Chest wall thickness 
McLean AR., Richards ME, Crandall CS, et al. Ultrasound determination of chest wall thickness: Implications for needle thoracotomy. Am J Emerg Med. DOI: 10.1016/j.ajem.2010.06.030; 14 October 2010; PMID 20947279.

This study used ultrasound to look at chest wall thickness of 51 adults lying supine. They measured chest wall thickness to be 2.1–2.3 cm deep. Using body mass index tables, they estimated less than 1% of the population would have a chest wall thickness greater than 4.5 cm. More importantly, they concluded that chest wall thickness may not always be the source of failed needle decompression in presumed tension pneumothorax.

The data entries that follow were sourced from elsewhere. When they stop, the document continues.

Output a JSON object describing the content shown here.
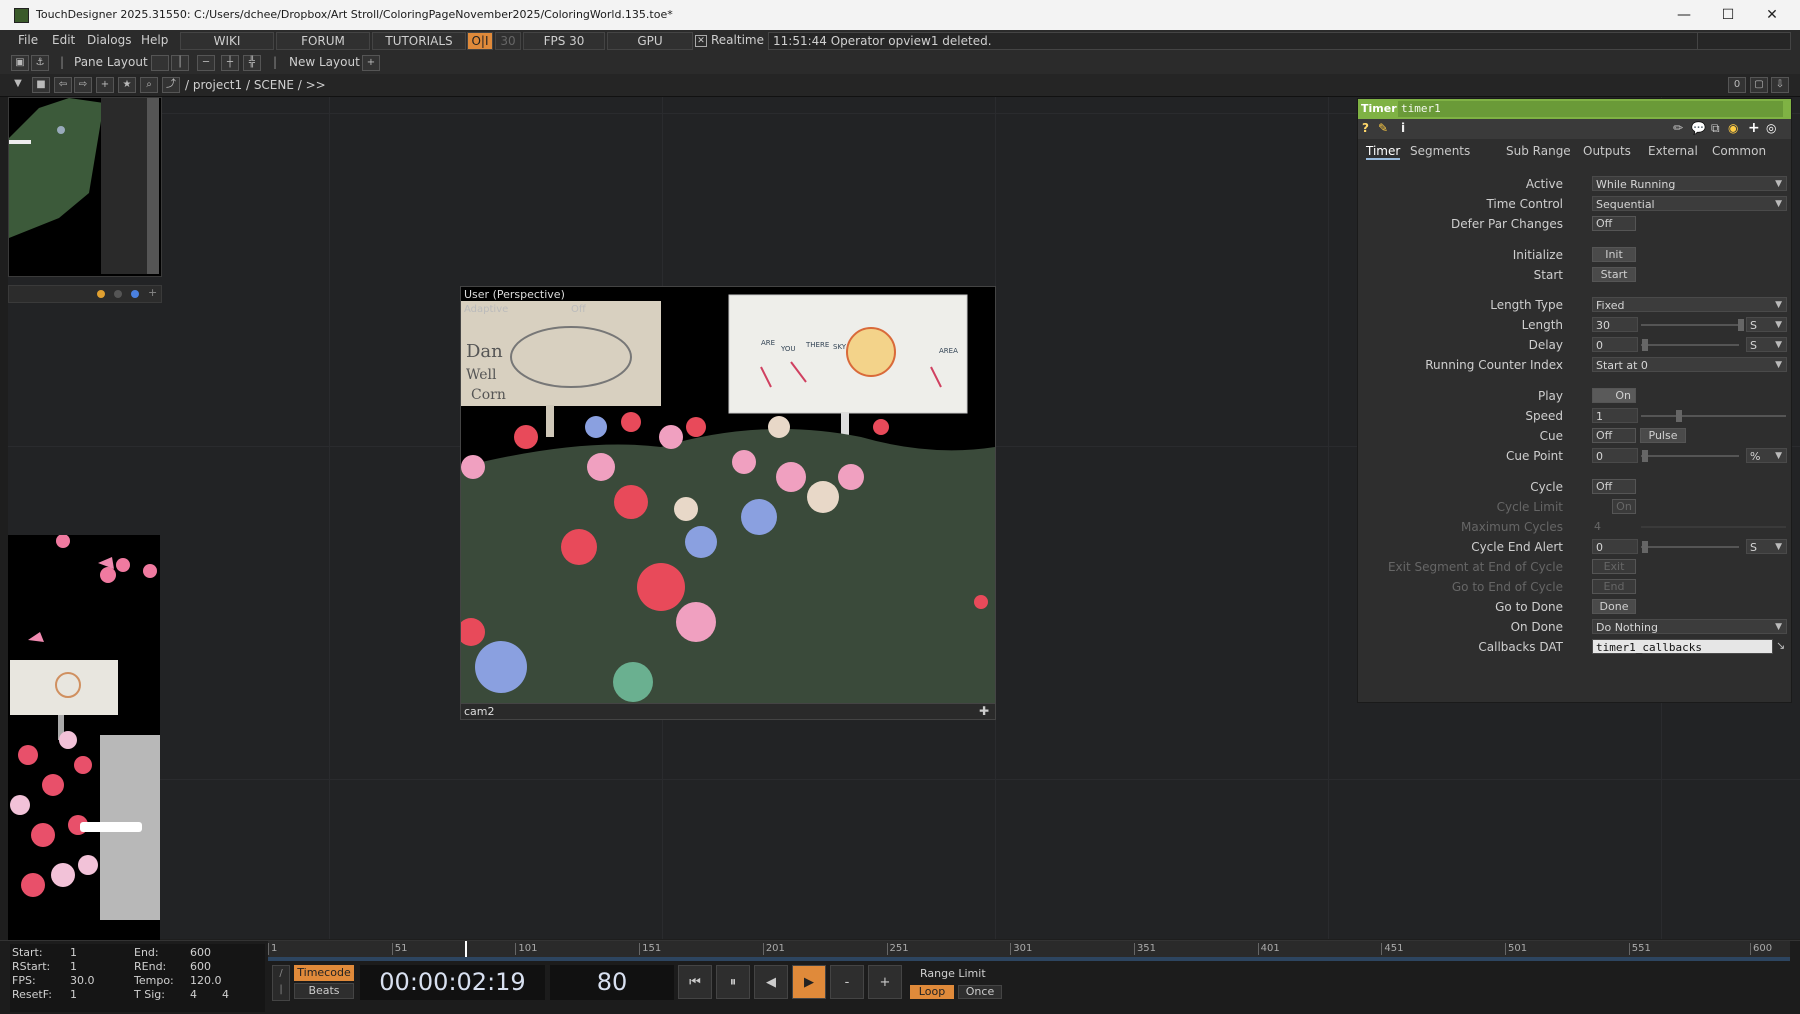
{
  "window": {
    "title": "TouchDesigner 2025.31550: C:/Users/dchee/Dropbox/Art Stroll/ColoringPageNovember2025/ColoringWorld.135.toe*",
    "minimize": "—",
    "maximize": "☐",
    "close": "✕"
  },
  "menu": {
    "items": [
      "File",
      "Edit",
      "Dialogs",
      "Help"
    ],
    "wiki": "WIKI",
    "forum": "FORUM",
    "tutorials": "TUTORIALS",
    "oi": "O|I",
    "thirty": "30",
    "fps": "FPS  30",
    "gpu": "GPU",
    "realtime": "Realtime",
    "log": "11:51:44 Operator opview1 deleted."
  },
  "layoutbar": {
    "pane_layout": "Pane Layout",
    "new_layout": "New Layout"
  },
  "pathbar": {
    "path": "/ project1 / SCENE / >>",
    "counter": "0"
  },
  "viewer": {
    "overlay_line1": "User (Perspective)",
    "overlay_line2": "Adaptive",
    "overlay_line3": "Off",
    "camera": "cam2",
    "billboard_left_text": [
      "Dan",
      "Well",
      "Corn"
    ],
    "billboard_right_text": [
      "ARE",
      "YOU",
      "THERE",
      "SKY",
      "AREA"
    ]
  },
  "params": {
    "op_type": "Timer",
    "op_name": "timer1",
    "tabs": [
      "Timer",
      "Segments",
      "Sub Range",
      "Outputs",
      "External",
      "Common"
    ],
    "rows": {
      "active": {
        "label": "Active",
        "value": "While Running"
      },
      "time_control": {
        "label": "Time Control",
        "value": "Sequential"
      },
      "defer": {
        "label": "Defer Par Changes",
        "value": "Off"
      },
      "initialize": {
        "label": "Initialize",
        "value": "Init"
      },
      "start": {
        "label": "Start",
        "value": "Start"
      },
      "length_type": {
        "label": "Length Type",
        "value": "Fixed"
      },
      "length": {
        "label": "Length",
        "value": "30",
        "unit": "S"
      },
      "delay": {
        "label": "Delay",
        "value": "0",
        "unit": "S"
      },
      "running_counter": {
        "label": "Running Counter Index",
        "value": "Start at 0"
      },
      "play": {
        "label": "Play",
        "value": "On"
      },
      "speed": {
        "label": "Speed",
        "value": "1"
      },
      "cue": {
        "label": "Cue",
        "value": "Off",
        "pulse": "Pulse"
      },
      "cue_point": {
        "label": "Cue Point",
        "value": "0",
        "unit": "%"
      },
      "cycle": {
        "label": "Cycle",
        "value": "Off"
      },
      "cycle_limit": {
        "label": "Cycle Limit",
        "value": "On"
      },
      "max_cycles": {
        "label": "Maximum Cycles",
        "value": "4"
      },
      "cycle_end_alert": {
        "label": "Cycle End Alert",
        "value": "0",
        "unit": "S"
      },
      "exit_segment": {
        "label": "Exit Segment at End of Cycle",
        "value": "Exit"
      },
      "go_end_cycle": {
        "label": "Go to End of Cycle",
        "value": "End"
      },
      "go_done": {
        "label": "Go to Done",
        "value": "Done"
      },
      "on_done": {
        "label": "On Done",
        "value": "Do Nothing"
      },
      "callbacks": {
        "label": "Callbacks DAT",
        "value": "timer1_callbacks"
      }
    }
  },
  "timeline": {
    "start_label": "Start:",
    "start": "1",
    "end_label": "End:",
    "end": "600",
    "rstart_label": "RStart:",
    "rstart": "1",
    "rend_label": "REnd:",
    "rend": "600",
    "fps_label": "FPS:",
    "fps": "30.0",
    "tempo_label": "Tempo:",
    "tempo": "120.0",
    "resetf_label": "ResetF:",
    "resetf": "1",
    "tsig_label": "T Sig:",
    "tsig_a": "4",
    "tsig_b": "4",
    "timecode": "Timecode",
    "beats": "Beats",
    "time": "00:00:02:19",
    "frame": "80",
    "range_limit": "Range Limit",
    "loop": "Loop",
    "once": "Once",
    "ticks": [
      "1",
      "51",
      "101",
      "151",
      "201",
      "251",
      "301",
      "351",
      "401",
      "451",
      "501",
      "551",
      "600"
    ],
    "playhead_fraction": 0.133
  },
  "colors": {
    "accent": "#e08a3a",
    "op_header": "#7fb244"
  }
}
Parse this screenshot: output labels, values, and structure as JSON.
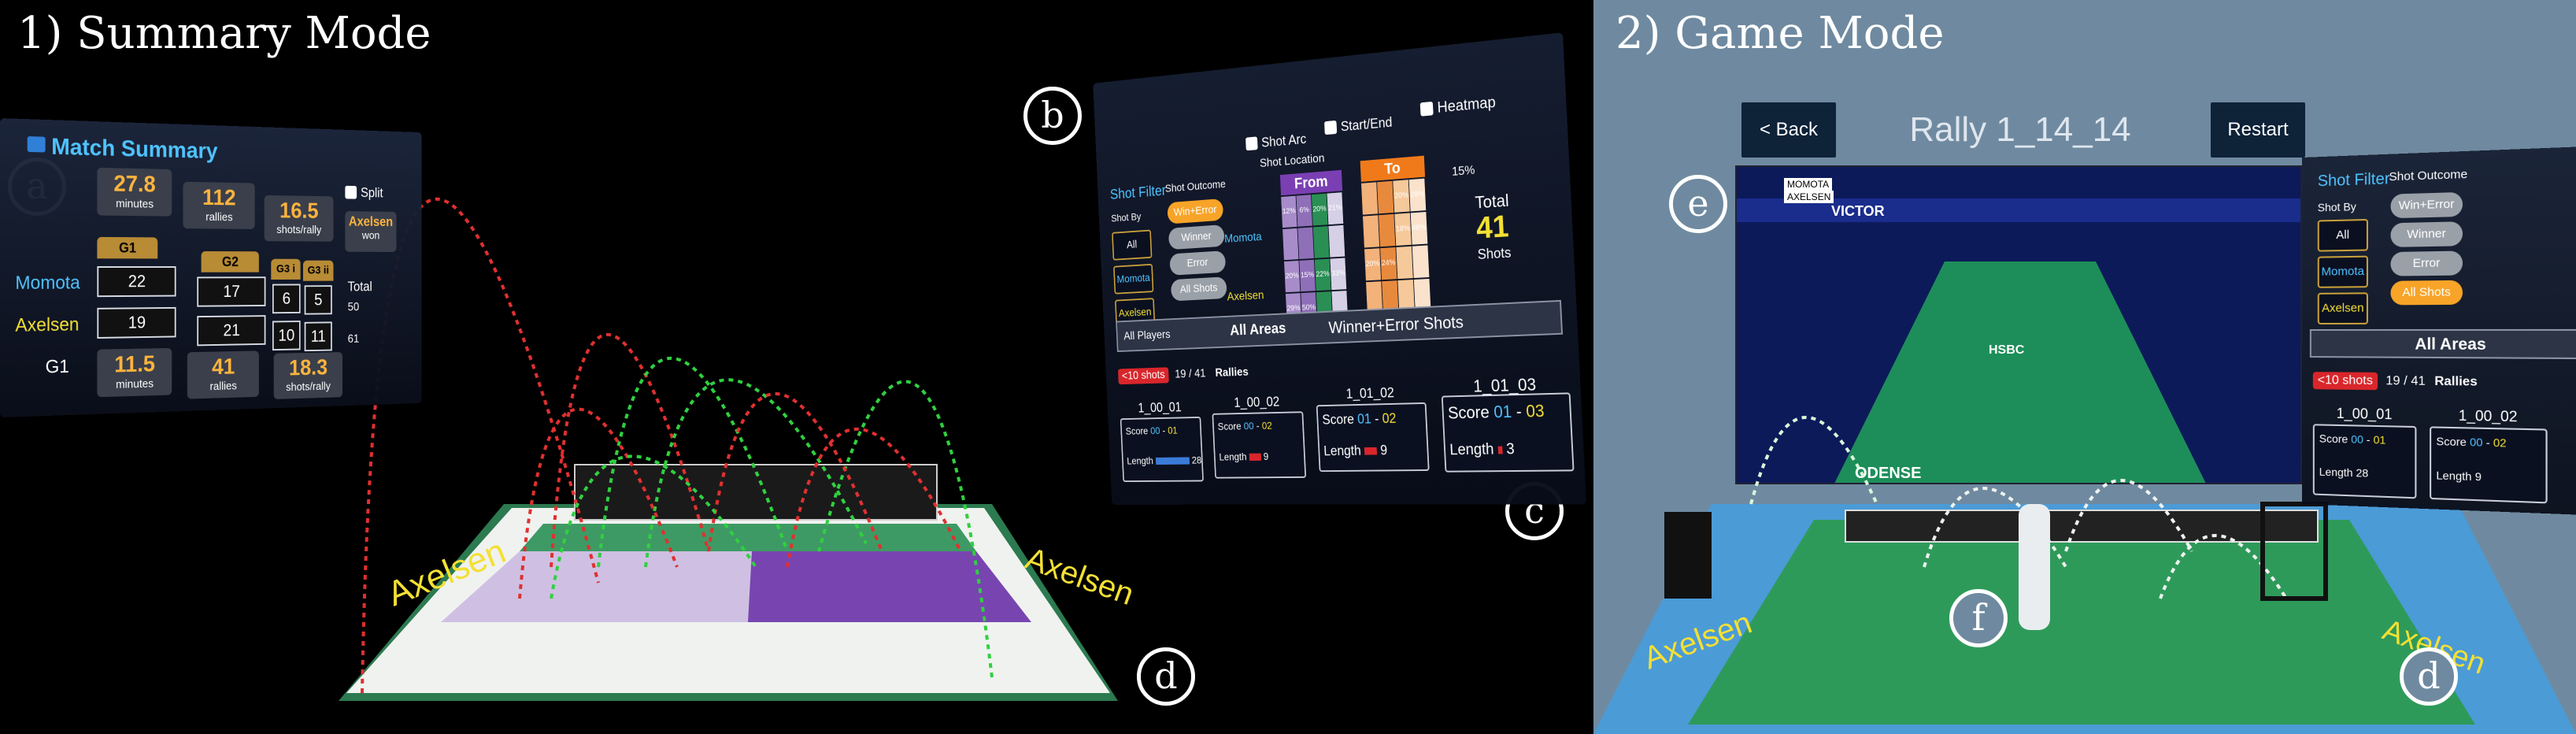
{
  "headings": {
    "summary": "1) Summary Mode",
    "game": "2) Game Mode"
  },
  "badges": {
    "a": "a",
    "b": "b",
    "c": "c",
    "d": "d",
    "e": "e",
    "f": "f"
  },
  "summary": {
    "title": "Match Summary",
    "split_label": "Split",
    "top_stats": [
      {
        "value": "27.8",
        "unit": "minutes"
      },
      {
        "value": "112",
        "unit": "rallies"
      },
      {
        "value": "16.5",
        "unit": "shots/rally"
      }
    ],
    "winner": {
      "name": "Axelsen",
      "label": "won"
    },
    "columns": [
      "G1",
      "G2",
      "G3 i",
      "G3 ii",
      "Total"
    ],
    "rows": [
      {
        "name": "Momota",
        "scores": [
          "22",
          "17",
          "6",
          "5",
          "50"
        ]
      },
      {
        "name": "Axelsen",
        "scores": [
          "19",
          "21",
          "10",
          "11",
          "61"
        ]
      }
    ],
    "game_label": "G1",
    "game_stats": [
      {
        "value": "11.5",
        "unit": "minutes"
      },
      {
        "value": "41",
        "unit": "rallies"
      },
      {
        "value": "18.3",
        "unit": "shots/rally"
      }
    ]
  },
  "court_labels": {
    "left": "Axelsen",
    "right": "Axelsen"
  },
  "filter": {
    "title": "Shot Filter",
    "shot_by_label": "Shot By",
    "shot_by": [
      "All",
      "Momota",
      "Axelsen"
    ],
    "outcome_label": "Shot Outcome",
    "outcomes": [
      "Win+Error",
      "Winner",
      "Error",
      "All Shots"
    ],
    "checks": [
      "Shot Arc",
      "Start/End",
      "Heatmap"
    ],
    "shot_location": "Shot Location",
    "from": "From",
    "to": "To",
    "percent": "15%",
    "heat_rows": [
      "Momota",
      "Axelsen"
    ],
    "heat_from": [
      "12%",
      "6%",
      "20%",
      "21%",
      "",
      "",
      "",
      "",
      "20%",
      "15%",
      "22%",
      "33%",
      "29%",
      "50%",
      "",
      ""
    ],
    "heat_to": [
      "",
      "",
      "20%",
      "29%",
      "",
      "",
      "18%",
      "48%",
      "20%",
      "24%",
      "",
      "",
      "",
      "",
      "",
      ""
    ],
    "total_label": "Total",
    "total_value": "41",
    "total_unit": "Shots",
    "bar": [
      "All Players",
      "All Areas",
      "Winner+Error Shots"
    ],
    "tag": "<10 shots",
    "rallies_count": "19 / 41",
    "rallies_label": "Rallies",
    "rallies": [
      {
        "id": "1_00_01",
        "score_a": "00",
        "score_b": "01",
        "length": "28",
        "length_pct": 0.9
      },
      {
        "id": "1_00_02",
        "score_a": "00",
        "score_b": "02",
        "length": "9",
        "length_pct": 0.3
      },
      {
        "id": "1_01_02",
        "score_a": "01",
        "score_b": "02",
        "length": "9",
        "length_pct": 0.3
      },
      {
        "id": "1_01_03",
        "score_a": "01",
        "score_b": "03",
        "length": "3",
        "length_pct": 0.1
      }
    ],
    "score_label": "Score",
    "length_label": "Length"
  },
  "game": {
    "back": "< Back",
    "title": "Rally 1_14_14",
    "restart": "Restart",
    "video_sponsors": [
      "VICTOR",
      "ODENSE",
      "HSBC"
    ],
    "players_overlay": [
      "MOMOTA",
      "AXELSEN"
    ]
  },
  "side_panel": {
    "title": "Shot Filter",
    "shot_by_label": "Shot By",
    "shot_by": [
      "All",
      "Momota",
      "Axelsen"
    ],
    "outcome_label": "Shot Outcome",
    "outcomes": [
      "Win+Error",
      "Winner",
      "Error",
      "All Shots"
    ],
    "area": "All Areas",
    "tag": "<10 shots",
    "rallies_count": "19 / 41",
    "rallies_label": "Rallies",
    "rallies": [
      {
        "id": "1_00_01",
        "score_a": "00",
        "score_b": "01",
        "length": "28"
      },
      {
        "id": "1_00_02",
        "score_a": "00",
        "score_b": "02",
        "length": "9"
      }
    ]
  },
  "colors": {
    "gold": "#ffb43d",
    "blue": "#4fc3ff",
    "court_green": "#2e9a5a",
    "arc_red": "#e03030",
    "arc_green": "#30d040"
  }
}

These studies remind us to be careful of non-randomized studies with low sample sizes. The three featured studies confirm previous research showing that needle thoracostomy needs to be evaluated in a more formal manner, but concluding much more than this may be premature. Previous studies with larger sample sizes found chest wall thickness to be higher—as much as 35% of the population greater than 4.5 cm, and still another found prehospital needle thoracostomy to be lifesaving.

Bottom Line
What we know: As many as 30% of cases with presumed tension pneumothorax are missed in the prehospital setting.

What these studies add: Ultrasound helps identify tension pneumothorax in emergency settings, and catheter length for needle thoracostomy should be at least a 14 gauge, that is 4.5 cm (1.77″). JEMS

Watch Box
Pierog JE, Zaia BE, Bhat SR, et al. Out-of-hospital evaluation of effusion, pneumothorax and standstill: EMS and point-of-care ultrasonography. Ann Emerg Med. 56; P-S115; Abstract 355:2010.

The authors presented an abstract in September evaluating the use of ultrasound in prehospital assessment of tension pneumothorax. They trained 57 EMT and paramedic students in a one-hour class. A pretest and two post-tests showed these providers were able to improve their ability to recognize pneumothorax from 55%–93% accuracy.